Du kannst alles erreichen, was du willst! (???)

Chakka – Ja, ich kann es tun! Motivationstrainer peitschen mit der einfachen Formel „Alles ist möglich“ gerne ihre Fans oder Seminarbesucher an: Finde heraus, was Du willst, strenge Dich genug an und Du wirst es erreichen – andere haben es auch erreicht! Zum Abschluss des Seminars gibt es den legendären Feuerlauf. In der Gruppe funktioniert das tatsächlich!

Nicht lange danach stellt sich Ernüchterung und damit Skepsis ein. Ist wirklich ALLES möglich? Was bedeutet denn für jeden einzelnen Menschen dieses ALLES? Und vor allem die Frage: Will ich denn ALLES?

Meine Antwort ist eindeutig: Nein, ich will nicht alles. Selbst wenn ich es haben oder erreichen könnte. Die Formel „Du kannst alles erreichen, was Du willst“ ist zu einfach – so einfach, dass sie mich verwirrt. Sie blendet meiner Meinung nach zu stark sinnvolle und tatsächliche Begrenzungen aus. Und sie setzt mich unter Druck. Ich fühle mich angestachelt, schneller im Hamsterrad zu laufen und mehr erreichen zu wollen.

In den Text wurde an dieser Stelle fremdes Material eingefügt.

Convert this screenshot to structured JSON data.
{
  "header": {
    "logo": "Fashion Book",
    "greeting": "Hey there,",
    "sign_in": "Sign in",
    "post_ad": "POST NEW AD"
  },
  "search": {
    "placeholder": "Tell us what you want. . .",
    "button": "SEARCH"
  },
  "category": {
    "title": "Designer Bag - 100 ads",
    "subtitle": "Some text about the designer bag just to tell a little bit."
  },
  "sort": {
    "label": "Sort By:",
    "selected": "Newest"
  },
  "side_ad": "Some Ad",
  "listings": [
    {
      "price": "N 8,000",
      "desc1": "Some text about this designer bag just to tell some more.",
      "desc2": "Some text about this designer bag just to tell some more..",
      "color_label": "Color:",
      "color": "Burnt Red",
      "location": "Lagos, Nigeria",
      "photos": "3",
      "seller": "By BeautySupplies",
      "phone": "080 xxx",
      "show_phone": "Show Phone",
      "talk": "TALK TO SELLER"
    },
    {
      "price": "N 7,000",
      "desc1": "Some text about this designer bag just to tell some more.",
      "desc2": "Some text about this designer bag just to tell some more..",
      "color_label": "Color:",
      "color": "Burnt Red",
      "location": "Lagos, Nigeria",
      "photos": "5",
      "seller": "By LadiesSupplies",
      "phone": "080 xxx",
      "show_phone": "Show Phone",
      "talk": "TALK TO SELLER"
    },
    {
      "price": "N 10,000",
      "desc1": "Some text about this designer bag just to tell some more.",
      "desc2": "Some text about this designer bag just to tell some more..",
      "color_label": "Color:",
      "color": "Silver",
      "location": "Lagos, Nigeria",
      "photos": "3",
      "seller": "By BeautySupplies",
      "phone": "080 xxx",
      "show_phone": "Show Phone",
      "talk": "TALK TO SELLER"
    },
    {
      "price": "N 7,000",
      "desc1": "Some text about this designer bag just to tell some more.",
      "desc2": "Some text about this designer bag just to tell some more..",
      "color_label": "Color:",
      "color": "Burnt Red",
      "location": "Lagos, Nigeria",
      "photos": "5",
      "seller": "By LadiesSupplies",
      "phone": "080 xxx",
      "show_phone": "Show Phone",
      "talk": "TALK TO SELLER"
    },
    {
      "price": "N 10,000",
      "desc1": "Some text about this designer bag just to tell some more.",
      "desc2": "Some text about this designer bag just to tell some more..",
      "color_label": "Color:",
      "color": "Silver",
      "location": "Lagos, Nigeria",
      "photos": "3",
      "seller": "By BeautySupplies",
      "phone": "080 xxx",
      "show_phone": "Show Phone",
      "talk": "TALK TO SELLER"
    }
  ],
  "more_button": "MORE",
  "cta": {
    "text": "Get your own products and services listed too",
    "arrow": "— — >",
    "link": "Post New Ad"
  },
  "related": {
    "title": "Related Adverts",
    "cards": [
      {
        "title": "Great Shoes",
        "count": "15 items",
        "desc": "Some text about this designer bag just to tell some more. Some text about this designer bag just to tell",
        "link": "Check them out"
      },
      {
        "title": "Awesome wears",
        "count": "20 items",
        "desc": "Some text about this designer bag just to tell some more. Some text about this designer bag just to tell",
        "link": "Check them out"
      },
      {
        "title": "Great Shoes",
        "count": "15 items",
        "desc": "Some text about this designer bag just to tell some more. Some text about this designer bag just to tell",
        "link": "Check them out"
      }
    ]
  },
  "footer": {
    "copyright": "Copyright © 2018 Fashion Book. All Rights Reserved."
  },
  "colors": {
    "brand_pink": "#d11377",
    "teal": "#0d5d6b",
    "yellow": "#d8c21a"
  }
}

Ich halte inne und spüre nach: Das fühlt sich für mich nicht stimmig an. Ja, ich möchte meine Möglichkeiten nutzen, mich entfalten, meine Talente nutzen und Begabungen einsetzen, um ein befriedigendes und ausgefülltes Leben zu haben. Muss ich dazu „alles“ erreichen?
Wenn ich von Erfolg und Motivation in meinem Leben spreche, muss ich herausfinden, was ich wirklich will und wie ich meinem Leben Sinn geben möchte. Oft habe ich zwar erfahren, wie Motivation von außen gut tut, etwas anschieben kann. Jedoch ist der wesentliche Schritt, mit der eigenen, von innen kommenden Motivation und Begeisterung Kontakt aufzunehmen. Daraus kann all das notwenige Engagement wachsen, mit dem ich genau das erreiche, was für mich passt und angemessen ist, in meinem Tempo. – Ich spüre nochmal nach: Ja, so stimmt es für mich.

Motivation von außen – Engagement von innen.
Da ich gerne Affirmationen einsetze, fällt mir nun eine Art „Verwandtschaft“ der Themen auf: Mit Affirmationen ist ALLES zu erreichen, man muss nur intensiv genug daran glauben. Das Gesetz der Resonanz sorgt für die Materialisierung deiner Gedanken. – Zugegeben, eine verführerische Vorstellung. Doch wieder ist die Formel zu einfach.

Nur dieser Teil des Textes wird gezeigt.